# Five color theorem

The five- color theorem states that any map can be colored with five colors so that no two countries are contiguous with the same color.

The statement is made on the constraints that a common point does not count as " limit" and each country consists of a contiguous area, so no enclaves are present.

The five -color set is weaker than the four- color theorem and much easier to prove.

## Historical

The phrase goes back to Percy Heawood. This discovered in 1879 published by Alfred Kempe and initially deemed to be correct proof of the four - color theorem one at that time irreparable errors and then proved in 1890 by elementary means the five -color set.

## Graph Theoretical formulation

Formally, the simplest solution is described with the help of graph theory. Here, every country in the map is assigned to exactly one node. Two nodes of the graph are exactly connected by an ( undirected ) edge together when the countries adjacent. The resulting graph is planar (also called " planar " ) because it can be embedded into the plane due to its construction, without intersecting the edges.

For an ( arbitrary) graph is a node coloring with (at most) "Colors" a picture of the set of nodes in the crowd. The coloring is allowed if adjacent nodes get assigned different colors. The graph is called the k- dyeable (specifically knotenfärbbar k ) if there is an acceptable color with colors for him. The five -color set is now in graph-theoretical formulation:

## Proof of the theorem

The proof proceeds by induction on the number of nodes in the planar graph.

- Induction base: A graph with a node is colorable with a color according to the conditions.
- Induction hypothesis: The rate applies to nodes.
- Inductive claim: The rate applies to nodes.
- Induction step: Based on the Euler polyhedral formula we can state that in any planar graph with at least one node on node degree less than or equal to 5, ie with less than six incident ( incoming ) edges or with less than 6 neighboring nodes.
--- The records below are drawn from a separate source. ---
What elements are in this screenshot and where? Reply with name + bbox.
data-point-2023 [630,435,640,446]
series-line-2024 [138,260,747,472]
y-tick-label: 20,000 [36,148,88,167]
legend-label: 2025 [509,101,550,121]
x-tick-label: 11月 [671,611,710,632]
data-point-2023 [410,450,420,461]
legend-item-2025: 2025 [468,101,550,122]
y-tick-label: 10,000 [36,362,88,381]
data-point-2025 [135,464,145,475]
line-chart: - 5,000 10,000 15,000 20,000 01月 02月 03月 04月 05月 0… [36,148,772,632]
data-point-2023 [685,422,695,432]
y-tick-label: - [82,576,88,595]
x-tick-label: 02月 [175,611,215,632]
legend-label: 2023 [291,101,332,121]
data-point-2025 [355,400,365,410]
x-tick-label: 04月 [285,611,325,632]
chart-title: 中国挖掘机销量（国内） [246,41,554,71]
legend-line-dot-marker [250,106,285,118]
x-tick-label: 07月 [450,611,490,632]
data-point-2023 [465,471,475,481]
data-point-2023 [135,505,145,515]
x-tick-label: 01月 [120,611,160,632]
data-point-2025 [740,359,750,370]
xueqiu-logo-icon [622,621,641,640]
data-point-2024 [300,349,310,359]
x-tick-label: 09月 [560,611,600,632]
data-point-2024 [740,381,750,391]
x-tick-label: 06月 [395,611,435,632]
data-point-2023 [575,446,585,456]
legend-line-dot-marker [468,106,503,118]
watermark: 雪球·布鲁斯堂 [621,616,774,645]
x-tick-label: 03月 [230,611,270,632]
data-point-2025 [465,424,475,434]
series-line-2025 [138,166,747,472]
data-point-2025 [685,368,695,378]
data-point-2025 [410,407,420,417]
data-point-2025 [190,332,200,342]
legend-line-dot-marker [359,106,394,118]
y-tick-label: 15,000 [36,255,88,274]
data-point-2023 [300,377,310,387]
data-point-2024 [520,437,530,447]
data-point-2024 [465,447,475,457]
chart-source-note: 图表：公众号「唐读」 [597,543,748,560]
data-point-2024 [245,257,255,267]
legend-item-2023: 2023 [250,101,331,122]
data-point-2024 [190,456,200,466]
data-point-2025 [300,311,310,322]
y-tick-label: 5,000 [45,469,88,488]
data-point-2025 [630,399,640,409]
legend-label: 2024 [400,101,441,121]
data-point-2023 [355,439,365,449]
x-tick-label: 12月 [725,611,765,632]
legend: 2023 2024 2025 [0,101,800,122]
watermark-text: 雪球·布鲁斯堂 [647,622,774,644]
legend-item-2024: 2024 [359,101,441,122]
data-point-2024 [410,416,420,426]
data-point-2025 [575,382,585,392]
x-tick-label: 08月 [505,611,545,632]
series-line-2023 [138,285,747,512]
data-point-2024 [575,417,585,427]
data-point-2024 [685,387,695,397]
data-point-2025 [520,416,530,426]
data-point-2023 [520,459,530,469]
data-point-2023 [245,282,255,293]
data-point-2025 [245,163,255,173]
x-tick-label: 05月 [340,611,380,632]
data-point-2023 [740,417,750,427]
Case 1: In the graph, there is a node with node degree less than five. You turn the assumption on the graph corresponds without the node to. can be dyed valid with five colors. has a maximum of four neighboring nodes, and can be dyed with the present fifth color. The graph can be colored so valid.
- Case 2: There is no node in the graph with node degree less than 5 From Euler's polyhedron formula then, that there must be a node with node degree equal to 5 follows. The graph corresponding to no, is by the induction hypothesis with 5 colors. Case 2.1: The neighbor nodes of are colored with four different colors. Then stained with the fifth existing color and gives a valid coloring.
- Case 2.2: The neighbor nodes of are dyed in five different colors. Then we choose an arbitrary, fixed planar embedding and denote the neighbor nodes by using clockwise. Is there now a way of according that leads not only the colors of and ( by the induction hypothesis, logically, alternately ) used? Case 2.2.1, No: Then the node is recolored on the color of. All neighboring nodes of the color of will to the former color of recolored, etc. This gives again a valid coloring. The neighboring nodes of are now but only in four colors dyed ( now the same color as ) and can be dyed with the fifth color available, which is a valid graph coloring results.
- Case 2.2.2, Yes: (By changing the coloring as in the previous case, one can not achieve anything here, because change in the end only and the colors. ) Consider now the nodes and. Between these two nodes, there may be no way of alternately uses the colors of the two nodes, because this way would inevitably go through a node that is on the road and thus a different color than that of and has. This is due to the fact that circled so to speak, of this path and ( yes together yield a circle). Thus, at one and the same applied to Umfärbprinzip as in the previous case and. This has given the adjacent nodes of again only four colors and you can take the fifth existing color color a valid coloring to achieve.